Mais penses-tu que ce soit ca qui empeche la séquence de boot d'aller au dela de "coldplugging pci devices" ???

----------

## lbr

 *kernel_sensei wrote:*   

> moi aussi j'ai CONFIG_STOP_MACHINE=y et il apparait quand j'active le module unloading !

 

et ca t'empêche de booter (j'imagine que non  :Wink: 

Donc mon pb est ailleurs mais où ????

@kernel_sensei : t'as coldplug ?

----------

## kernelsensei

 *lbr wrote:*   

>  *kernel_sensei wrote:*   moi aussi j'ai CONFIG_STOP_MACHINE=y et il apparait quand j'active le module unloading ! 
> 
> et ca t'empêche de booter (j'imagine que non 
> 
> Donc mon pb est ailleurs mais où ????
> ...

 

j'ai ni coldplug, ni hotplug de lancé !

----------

## lbr

En enlevant coldplug et hotplug du runlevel : ca va plus loin .... mais ca s'arrète à loading runlevel 3 ...

Ma seule solution est alors de ... rebooter !

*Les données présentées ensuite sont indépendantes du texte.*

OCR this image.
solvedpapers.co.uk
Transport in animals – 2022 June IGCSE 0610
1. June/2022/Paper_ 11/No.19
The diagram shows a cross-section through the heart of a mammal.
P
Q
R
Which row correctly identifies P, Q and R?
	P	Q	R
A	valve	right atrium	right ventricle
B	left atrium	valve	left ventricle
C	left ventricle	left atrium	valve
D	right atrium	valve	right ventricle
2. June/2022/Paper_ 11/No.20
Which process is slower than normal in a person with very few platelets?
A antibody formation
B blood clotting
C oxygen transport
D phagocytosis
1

Boudiou, ca commence à me chauffer cette affaire !

la seule différence entre config qui marche et celle qui ne marche pas c'est la possibilité de unloader les modules !

Je ne suis quand même pas le seul à vouloir un kernel  2.6.10 avec la possibilité de rmmod et du coldplug/hotplug !!!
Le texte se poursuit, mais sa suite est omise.